FAQ: What is the Medicare Hospice Benefit?

Currently, most hospice patients are eligible for the Medicare Hospice Benefit.
With the Medicare Hospice Benefit, there are usually no bills and no out-of-pocket costs for the patient and the family. The hospices are only permitted to charge small amounts for medications (no more than $5 per prescription) and inpatient hospital stays (up to 5% of the Medicare approved amount).

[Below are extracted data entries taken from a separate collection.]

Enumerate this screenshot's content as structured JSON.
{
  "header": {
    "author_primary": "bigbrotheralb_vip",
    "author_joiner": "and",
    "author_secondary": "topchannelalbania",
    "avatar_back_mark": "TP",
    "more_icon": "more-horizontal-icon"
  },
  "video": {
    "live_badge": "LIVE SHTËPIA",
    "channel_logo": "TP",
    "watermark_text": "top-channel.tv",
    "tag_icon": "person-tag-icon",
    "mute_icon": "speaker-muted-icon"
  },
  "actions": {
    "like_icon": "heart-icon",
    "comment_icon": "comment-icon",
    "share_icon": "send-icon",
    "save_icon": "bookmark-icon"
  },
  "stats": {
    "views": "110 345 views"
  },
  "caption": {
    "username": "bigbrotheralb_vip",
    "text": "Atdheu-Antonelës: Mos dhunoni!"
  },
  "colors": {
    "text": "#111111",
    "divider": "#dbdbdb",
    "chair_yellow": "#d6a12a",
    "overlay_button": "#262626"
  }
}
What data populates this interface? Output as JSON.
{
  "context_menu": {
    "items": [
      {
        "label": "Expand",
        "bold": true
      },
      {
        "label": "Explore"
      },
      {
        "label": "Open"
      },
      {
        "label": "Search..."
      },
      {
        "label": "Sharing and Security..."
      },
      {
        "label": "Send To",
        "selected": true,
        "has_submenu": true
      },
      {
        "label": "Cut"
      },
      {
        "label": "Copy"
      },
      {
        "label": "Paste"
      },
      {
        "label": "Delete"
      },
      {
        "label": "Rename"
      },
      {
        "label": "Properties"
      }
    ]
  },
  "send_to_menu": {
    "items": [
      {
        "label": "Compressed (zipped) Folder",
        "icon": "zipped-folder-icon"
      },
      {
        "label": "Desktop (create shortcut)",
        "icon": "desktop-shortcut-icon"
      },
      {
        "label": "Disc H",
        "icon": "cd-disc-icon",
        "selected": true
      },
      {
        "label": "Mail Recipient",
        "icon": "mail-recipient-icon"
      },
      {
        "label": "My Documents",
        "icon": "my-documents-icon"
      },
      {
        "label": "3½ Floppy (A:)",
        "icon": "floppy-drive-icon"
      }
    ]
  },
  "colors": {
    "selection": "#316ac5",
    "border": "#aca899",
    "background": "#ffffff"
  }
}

Hospices often choose to not bill patients for these charges.

Eligibility for Medicare

  • To qualify for Medicare (Part A – Hospital Insurance), a person must:
  • Be 65 and over, or
  • Be totally disabled for at least two years, or
  • Have end-stage renal disease (complete kidney failure).

Eligibility for Medicare Hospice Benefit

  • To be eligible for Medicare Hospice Benefit, a person must:
  • Be enrolled in the Medicare Part A (see above), and
  • Have a doctor and the hospice medical director certify that they are terminally ill and probably have less than six months to live, and
  • Sign a statement choosing hospice care instead of routine Medicare covered benefits for their terminal illness, and
  • Receive care from a Medicare-approved hospice program.

Things to keep in mind when signing up for Medicare Hospice Benefits

  • Once a person signs up for the Medicare Hospice Benefit:
  • Medicare will continue to pay for covered benefits for any health problems that are NOT related to the terminal illness.
  • Medicare will not pay for treatments and medications to cure the terminal illness.
  • Medicare will not pay for medical care or services that are not arranged by the hospice.